Ursula Lehmann will nicht einsehen, dass nicht behinderte Menschen jederzeit den Service der elektronischen Ticketbestellung für Kulturkarten nutzen können, Rollstuhlstellplätze aber über das Internet nicht zu buchen oder an den Vorverkaufskassen nicht zu erhalten sind in der Kulturmetropole Berlin.

Von DanielM
Liebe Frau Lehmann,
ich wollte nur kurz meine Erfahrung zum Konzerthaus mit Ihnen teilen.

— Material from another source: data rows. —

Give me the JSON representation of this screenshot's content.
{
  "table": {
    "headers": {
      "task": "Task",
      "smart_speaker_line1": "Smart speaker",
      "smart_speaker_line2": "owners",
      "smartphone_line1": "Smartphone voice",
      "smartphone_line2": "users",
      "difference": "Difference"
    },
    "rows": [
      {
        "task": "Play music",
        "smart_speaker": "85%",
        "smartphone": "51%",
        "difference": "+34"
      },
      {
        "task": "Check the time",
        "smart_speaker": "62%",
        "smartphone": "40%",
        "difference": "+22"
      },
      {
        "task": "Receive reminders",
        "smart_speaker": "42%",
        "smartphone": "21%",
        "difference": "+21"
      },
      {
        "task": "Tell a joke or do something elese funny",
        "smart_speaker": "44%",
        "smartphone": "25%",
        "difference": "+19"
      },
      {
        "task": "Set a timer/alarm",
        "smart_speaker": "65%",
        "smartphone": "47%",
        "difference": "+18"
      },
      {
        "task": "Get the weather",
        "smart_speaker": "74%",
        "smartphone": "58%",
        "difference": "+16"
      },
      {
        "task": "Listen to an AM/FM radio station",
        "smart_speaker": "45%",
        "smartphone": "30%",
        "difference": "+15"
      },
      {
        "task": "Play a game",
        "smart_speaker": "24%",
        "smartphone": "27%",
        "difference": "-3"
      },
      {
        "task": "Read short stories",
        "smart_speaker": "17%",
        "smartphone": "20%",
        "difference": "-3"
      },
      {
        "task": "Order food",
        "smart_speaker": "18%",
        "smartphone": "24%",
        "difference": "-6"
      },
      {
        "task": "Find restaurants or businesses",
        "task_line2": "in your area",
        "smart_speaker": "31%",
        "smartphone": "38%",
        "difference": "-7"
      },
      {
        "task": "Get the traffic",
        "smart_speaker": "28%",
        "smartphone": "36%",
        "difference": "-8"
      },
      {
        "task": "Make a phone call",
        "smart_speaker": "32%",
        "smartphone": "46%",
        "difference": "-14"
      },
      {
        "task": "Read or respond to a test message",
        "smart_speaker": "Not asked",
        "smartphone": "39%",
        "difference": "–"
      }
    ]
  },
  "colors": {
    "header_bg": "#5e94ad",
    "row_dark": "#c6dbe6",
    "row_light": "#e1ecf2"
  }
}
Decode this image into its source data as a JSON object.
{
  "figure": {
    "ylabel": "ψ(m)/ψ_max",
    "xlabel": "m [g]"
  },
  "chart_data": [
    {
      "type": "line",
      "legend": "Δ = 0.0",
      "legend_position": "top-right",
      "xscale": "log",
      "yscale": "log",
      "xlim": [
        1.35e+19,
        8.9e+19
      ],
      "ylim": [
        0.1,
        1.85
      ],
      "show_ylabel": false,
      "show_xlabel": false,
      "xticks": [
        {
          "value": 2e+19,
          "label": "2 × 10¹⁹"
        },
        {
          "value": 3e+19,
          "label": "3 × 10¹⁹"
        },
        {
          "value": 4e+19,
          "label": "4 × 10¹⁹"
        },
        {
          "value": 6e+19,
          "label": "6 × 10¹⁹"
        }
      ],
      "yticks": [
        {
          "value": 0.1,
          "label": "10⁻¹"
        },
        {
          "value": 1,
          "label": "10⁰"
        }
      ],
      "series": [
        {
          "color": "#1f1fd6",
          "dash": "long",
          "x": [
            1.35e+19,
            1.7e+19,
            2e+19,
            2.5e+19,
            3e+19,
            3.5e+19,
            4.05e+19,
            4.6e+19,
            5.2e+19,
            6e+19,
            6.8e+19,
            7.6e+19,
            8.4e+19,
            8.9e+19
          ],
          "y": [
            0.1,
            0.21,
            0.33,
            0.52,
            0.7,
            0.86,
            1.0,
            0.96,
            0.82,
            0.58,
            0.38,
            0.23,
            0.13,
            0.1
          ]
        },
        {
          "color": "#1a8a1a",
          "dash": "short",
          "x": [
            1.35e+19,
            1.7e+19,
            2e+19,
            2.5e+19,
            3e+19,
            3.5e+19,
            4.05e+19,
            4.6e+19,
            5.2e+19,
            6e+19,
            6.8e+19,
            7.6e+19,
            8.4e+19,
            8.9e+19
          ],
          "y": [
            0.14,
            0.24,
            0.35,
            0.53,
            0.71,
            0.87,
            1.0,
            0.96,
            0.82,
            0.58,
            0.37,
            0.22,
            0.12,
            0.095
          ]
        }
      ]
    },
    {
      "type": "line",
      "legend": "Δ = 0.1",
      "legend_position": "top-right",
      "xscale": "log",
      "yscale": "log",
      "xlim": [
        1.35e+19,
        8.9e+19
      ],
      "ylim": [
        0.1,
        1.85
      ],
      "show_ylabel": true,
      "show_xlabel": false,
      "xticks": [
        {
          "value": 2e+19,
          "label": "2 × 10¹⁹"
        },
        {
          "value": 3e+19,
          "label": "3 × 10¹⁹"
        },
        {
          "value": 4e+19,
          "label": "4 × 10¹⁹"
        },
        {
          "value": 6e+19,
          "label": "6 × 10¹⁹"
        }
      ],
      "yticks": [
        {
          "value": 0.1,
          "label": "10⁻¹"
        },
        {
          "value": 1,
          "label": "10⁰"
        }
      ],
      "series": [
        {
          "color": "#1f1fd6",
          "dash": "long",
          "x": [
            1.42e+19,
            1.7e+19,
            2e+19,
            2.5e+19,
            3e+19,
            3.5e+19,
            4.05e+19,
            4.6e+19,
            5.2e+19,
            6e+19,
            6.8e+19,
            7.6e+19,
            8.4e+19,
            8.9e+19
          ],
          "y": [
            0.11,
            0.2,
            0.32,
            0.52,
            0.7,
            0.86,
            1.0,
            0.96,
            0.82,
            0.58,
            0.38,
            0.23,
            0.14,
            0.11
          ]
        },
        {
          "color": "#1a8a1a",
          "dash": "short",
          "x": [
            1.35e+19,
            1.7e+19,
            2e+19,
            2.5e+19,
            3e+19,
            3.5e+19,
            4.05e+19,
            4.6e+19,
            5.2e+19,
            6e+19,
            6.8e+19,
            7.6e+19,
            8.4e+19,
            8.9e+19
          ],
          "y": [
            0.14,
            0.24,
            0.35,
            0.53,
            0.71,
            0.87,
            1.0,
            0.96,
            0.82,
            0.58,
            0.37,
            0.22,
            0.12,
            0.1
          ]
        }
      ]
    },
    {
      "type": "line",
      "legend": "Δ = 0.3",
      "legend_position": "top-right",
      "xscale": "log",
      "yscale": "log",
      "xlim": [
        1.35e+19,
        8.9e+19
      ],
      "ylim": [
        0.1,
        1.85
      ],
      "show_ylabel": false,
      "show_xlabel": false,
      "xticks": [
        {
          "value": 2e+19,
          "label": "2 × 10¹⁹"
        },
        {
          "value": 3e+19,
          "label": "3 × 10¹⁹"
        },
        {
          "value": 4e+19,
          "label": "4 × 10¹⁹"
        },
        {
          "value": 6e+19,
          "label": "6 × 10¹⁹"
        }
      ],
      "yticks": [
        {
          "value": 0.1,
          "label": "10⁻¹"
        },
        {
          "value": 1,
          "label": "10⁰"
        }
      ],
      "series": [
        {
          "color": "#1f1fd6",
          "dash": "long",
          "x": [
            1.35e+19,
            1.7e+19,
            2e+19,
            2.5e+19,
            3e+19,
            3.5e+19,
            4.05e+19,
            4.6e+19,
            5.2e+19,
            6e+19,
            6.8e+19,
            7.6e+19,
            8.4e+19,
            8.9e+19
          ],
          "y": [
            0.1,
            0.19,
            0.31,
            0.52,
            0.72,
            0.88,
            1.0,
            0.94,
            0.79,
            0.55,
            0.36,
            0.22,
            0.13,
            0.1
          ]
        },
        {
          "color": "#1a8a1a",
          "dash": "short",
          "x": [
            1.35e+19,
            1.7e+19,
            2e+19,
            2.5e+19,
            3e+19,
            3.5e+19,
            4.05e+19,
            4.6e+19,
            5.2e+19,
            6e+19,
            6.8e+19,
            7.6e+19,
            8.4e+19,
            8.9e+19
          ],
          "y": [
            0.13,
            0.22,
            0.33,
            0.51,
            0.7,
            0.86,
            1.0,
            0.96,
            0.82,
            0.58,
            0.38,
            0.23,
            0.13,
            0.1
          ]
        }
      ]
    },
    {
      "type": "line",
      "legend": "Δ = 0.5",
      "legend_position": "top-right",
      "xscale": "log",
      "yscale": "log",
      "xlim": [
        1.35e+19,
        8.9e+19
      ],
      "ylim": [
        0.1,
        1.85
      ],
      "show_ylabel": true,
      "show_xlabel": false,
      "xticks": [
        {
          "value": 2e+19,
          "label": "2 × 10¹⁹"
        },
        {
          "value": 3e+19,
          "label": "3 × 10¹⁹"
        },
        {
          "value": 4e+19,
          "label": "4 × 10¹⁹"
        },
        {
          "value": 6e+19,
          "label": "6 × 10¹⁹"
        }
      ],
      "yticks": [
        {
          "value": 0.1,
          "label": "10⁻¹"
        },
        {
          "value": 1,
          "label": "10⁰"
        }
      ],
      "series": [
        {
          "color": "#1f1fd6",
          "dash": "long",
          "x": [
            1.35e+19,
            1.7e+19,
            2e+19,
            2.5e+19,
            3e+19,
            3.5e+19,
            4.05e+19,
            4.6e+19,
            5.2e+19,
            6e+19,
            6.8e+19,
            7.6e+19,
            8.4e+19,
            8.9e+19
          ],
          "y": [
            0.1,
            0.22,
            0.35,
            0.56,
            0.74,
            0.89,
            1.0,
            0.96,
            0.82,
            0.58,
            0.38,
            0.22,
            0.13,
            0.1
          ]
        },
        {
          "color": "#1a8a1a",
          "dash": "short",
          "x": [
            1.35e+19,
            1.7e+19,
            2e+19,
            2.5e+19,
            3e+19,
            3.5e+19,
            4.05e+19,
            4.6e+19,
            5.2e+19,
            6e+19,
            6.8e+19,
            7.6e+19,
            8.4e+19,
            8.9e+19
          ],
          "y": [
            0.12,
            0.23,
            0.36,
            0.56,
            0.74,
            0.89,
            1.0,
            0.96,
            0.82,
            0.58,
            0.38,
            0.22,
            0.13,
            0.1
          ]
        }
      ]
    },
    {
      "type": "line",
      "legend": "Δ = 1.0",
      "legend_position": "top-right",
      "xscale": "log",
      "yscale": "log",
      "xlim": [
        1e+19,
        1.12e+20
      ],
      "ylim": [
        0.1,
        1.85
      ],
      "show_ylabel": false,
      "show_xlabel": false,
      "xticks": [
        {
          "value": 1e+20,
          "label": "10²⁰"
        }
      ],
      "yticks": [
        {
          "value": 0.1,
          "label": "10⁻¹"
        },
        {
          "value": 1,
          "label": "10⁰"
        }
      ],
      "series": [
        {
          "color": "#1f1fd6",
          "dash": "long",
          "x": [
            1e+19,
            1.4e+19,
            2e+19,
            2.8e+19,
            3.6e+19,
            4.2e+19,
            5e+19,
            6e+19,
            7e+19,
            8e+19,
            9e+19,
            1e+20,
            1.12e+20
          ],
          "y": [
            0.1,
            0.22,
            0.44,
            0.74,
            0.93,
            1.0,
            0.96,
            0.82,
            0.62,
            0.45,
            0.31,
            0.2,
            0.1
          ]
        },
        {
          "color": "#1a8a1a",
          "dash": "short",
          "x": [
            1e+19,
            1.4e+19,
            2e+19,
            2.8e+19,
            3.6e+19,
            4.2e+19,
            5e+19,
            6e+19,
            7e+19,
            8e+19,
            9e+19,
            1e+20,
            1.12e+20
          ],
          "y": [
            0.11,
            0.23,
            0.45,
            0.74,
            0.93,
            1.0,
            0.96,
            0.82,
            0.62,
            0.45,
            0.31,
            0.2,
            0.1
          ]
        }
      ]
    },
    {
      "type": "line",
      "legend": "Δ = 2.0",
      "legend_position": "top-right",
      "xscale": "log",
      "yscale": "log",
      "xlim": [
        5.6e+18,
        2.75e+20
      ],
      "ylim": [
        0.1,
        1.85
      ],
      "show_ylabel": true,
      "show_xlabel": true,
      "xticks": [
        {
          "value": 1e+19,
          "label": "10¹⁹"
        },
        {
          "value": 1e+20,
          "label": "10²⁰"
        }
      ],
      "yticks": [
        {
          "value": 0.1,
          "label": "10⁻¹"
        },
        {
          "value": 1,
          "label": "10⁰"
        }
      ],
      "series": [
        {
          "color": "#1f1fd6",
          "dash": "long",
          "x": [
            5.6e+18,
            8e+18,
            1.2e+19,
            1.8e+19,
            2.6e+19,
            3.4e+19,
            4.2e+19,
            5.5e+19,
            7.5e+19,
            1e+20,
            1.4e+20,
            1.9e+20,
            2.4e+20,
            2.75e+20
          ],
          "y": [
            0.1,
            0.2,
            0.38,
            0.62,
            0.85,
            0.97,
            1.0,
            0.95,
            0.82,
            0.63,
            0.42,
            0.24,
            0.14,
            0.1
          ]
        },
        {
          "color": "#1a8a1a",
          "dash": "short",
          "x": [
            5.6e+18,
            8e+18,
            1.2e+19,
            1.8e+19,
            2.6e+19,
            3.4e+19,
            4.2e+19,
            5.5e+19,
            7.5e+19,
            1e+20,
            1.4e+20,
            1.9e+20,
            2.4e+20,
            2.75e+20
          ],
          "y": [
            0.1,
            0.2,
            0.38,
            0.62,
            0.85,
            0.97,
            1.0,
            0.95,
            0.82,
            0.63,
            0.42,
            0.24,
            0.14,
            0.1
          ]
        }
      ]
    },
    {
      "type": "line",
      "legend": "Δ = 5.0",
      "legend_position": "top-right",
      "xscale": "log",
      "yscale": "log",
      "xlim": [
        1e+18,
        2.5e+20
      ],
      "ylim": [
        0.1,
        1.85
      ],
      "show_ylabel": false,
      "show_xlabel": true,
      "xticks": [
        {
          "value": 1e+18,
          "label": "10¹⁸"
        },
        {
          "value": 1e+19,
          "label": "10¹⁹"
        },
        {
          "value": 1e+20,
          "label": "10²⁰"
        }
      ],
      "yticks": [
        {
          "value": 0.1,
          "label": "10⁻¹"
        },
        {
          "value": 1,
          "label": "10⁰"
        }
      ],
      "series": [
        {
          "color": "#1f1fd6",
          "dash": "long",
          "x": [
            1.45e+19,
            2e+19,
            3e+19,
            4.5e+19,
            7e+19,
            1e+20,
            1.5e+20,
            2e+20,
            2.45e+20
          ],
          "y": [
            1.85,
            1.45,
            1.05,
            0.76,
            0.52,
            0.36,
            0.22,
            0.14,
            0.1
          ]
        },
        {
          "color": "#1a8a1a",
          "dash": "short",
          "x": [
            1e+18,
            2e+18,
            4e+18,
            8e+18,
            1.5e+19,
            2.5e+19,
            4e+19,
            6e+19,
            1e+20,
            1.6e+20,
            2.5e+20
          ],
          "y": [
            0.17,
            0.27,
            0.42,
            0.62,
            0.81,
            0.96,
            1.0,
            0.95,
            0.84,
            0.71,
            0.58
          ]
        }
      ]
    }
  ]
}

Da ich die Tickets immer schon sehr früh ordere ( 3 - 6 Monate vor der Veranstaltung ) hatte ich bis jetzt nie Probleme bei der Kartenreservierung im Konzerthaus.
Bei einem Konzert wurden mir die Karten direkt zugeschickt und beim anderen waren die Karten an der Kasse für mich hinterlegt, so dass ich jedesmal die gewünschte Veranstaltung besuchen konnte, allerdings mit einer gewissen Vorlaufzeit ( mind. 3 Monate ).
Dies nur kurz zu Ihrer Information.
DanielM
Von Lesebrille
Frau Lehmann will nicht "nicht einsehen", sondern nicht akzeptieren - und das hoffe ich auch!
Denn Frau Lehmann ist nicht "uneinsichtig", sondern will, so interpretiere ich ihren Ärger, dass Art. 3, Abs. 3, S. 2 GG selbstverständlich umgesetzt wird. Hier müssen rollstuhlnutzende Menschen bisher einen Sonderaufwand betreiben und werden damit eindeutig benachteiligt!